后来她屡立军功,直到定北城那一战,她的名字成为后宫女官们挂在嘴边的言谈,诸多溢美之词倾泻一人身上。
究竟是怎样一个万千光华的人?
“皇兄。”
谢渝刚好收起朱笔,得空应她一声,“嗯,何事?”
“大军回朝那天,我想出宫去看看。”
陈良玉鼻腔涌上一股酸涩,她没想到世上还会有素未谋面的人记得景荣。这不是什么大不了的事,却一时惹得陈良玉眼眶发热,这意义对她来说非同一般。
那是陪着她长大的人,十几年形影不离。
魂去音容在,不曾入梦来。
她自然不希望景荣十八年的年华,最后只是一抔黄土和军功册上一点墨迹。名字被人记得,她便不再是定北万千战死沙场的人中籍籍无名的一具枯骨。
陈良玉也找椅子坐下,自顾与谢文珺说起从前的二三琐事,“我记事起,爹和大哥就老诓我喝酒,看我被辣得龇牙咧嘴,他们俩以此为乐,后来我不愿再喝他们俩递来的任何东西。”
“营中将士揶揄我,叫我小将军,那时候每有宴席,总会被人说,上阵杀敌的人哪个不大口饮酒、大口吃肉?不痛饮三坛酒,如何做将军?”
“但其实军中很多人酒量都不行,大营里是严禁饮酒的,只有大胜又逢年节时,我爹会在府中设宴与将士们痛饮一番,一年也喝不到那么一回,哪里还有什么酒量?一坛酒不过半人就摸不着东西南北了,也好意思笑话我。”
“景荣酒酿得好,她偏不服气旁人这么说我,就酿果子酒,她给我的酒和给其他人的不一样,我那坛喝许多都不醉人,最多就是脸会红一点。我后来喝倒了十多位将领,自那后,可能他们觉得无趣了,再没人逼我饮酒。景荣酿的果子酒是甜的。”
谢文珺静默地听着,待她说完,道:“若有机会,带我去见见她。见景荣。”
陈良玉应道:“好,一定。”
“一定要回北境吗?”
陈良玉被她问得沉默。
但她仍笃定,自己会回北境。宣元十六年随爹娘回庸都的时候,她也是当自己是这座繁华喧闹的都城的过客。迟早要回去。

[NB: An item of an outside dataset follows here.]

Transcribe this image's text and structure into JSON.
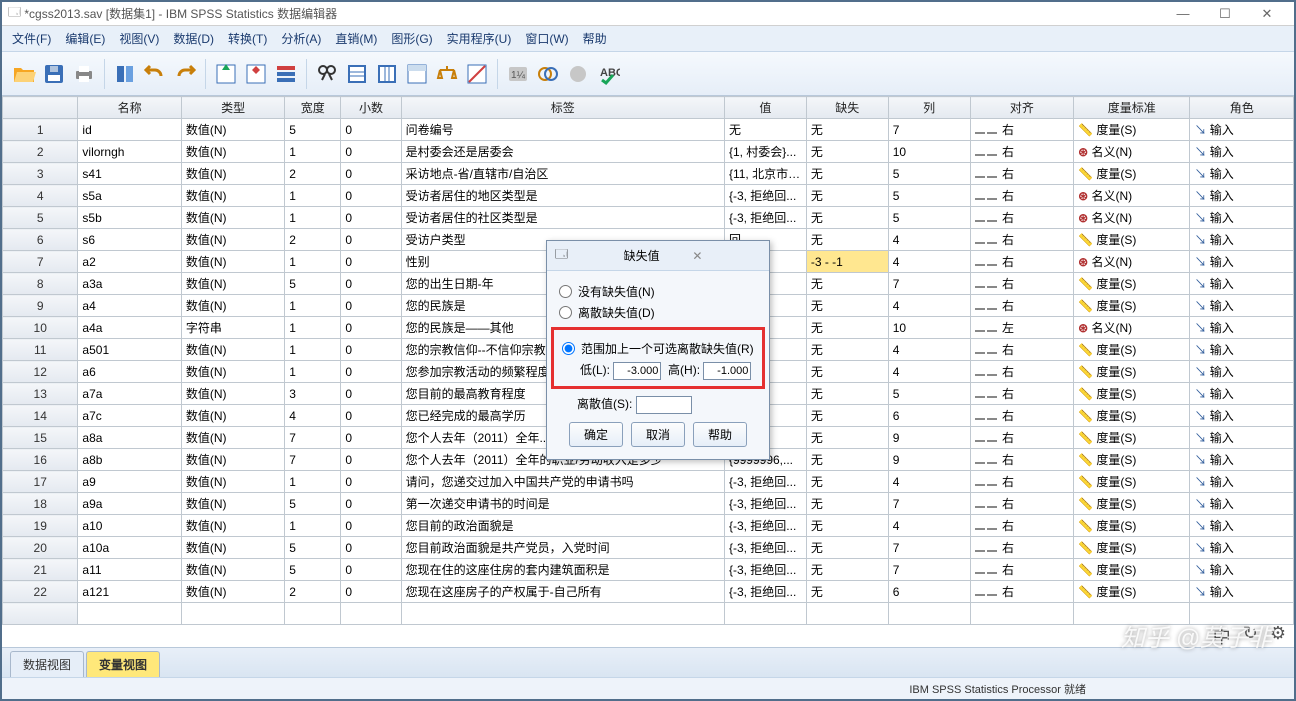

北境很荒凉,出了城门便是一望无际的荒野,碎石瓦砾,寸草不生,风一吹,天空都染黄。在那片最原始的土地面貌上,人与动物都或多或少保留着生命里原始的残忍、野蛮,驻扎在北境的军队,除了抗御外敌,经常还要分出兵力维和,几乎每天都有恶意伤人、杀人的事件。隆冬食物少的时候,荒原上的狼也会入城袭击人,猎食。
生命无时无刻在遭受威胁,暴力就成了生存的手段。
是以在踏入上庸城的时候,万千百姓夹道欢呼,陈良玉竟一时无从适应。北境的城池中若有人潮聚在一起喧嚷吵闹,只可能是民众暴乱。
喧嚣叫嚷的人群,怎会与平和二字兼容?
那时她很难找到一种言辞形容自己是什么样的感受,后来张嘉陵死而复生,念叨自己来自千百年以后,从他不着调的妄语中,陈良玉才最终找到那个能够解释一切的词语。
文明。
她终于理解了严伯讲的儒道治国、八股取士的治世安民之术,也明白了这个世道为何尊崇读书人。
她要回到北境,去试着驱逐那片大地上的外敌与野蛮。
有生之年,守一方安定。
还有另一个缘由,她本以为,兴盛女学在庸都这样学风盛行、儒士成林的地界儿上更易施行,却全然忽视了这与当下的治世之道相悖。她逐渐发现,越是崇学尚读之都,越腐朽。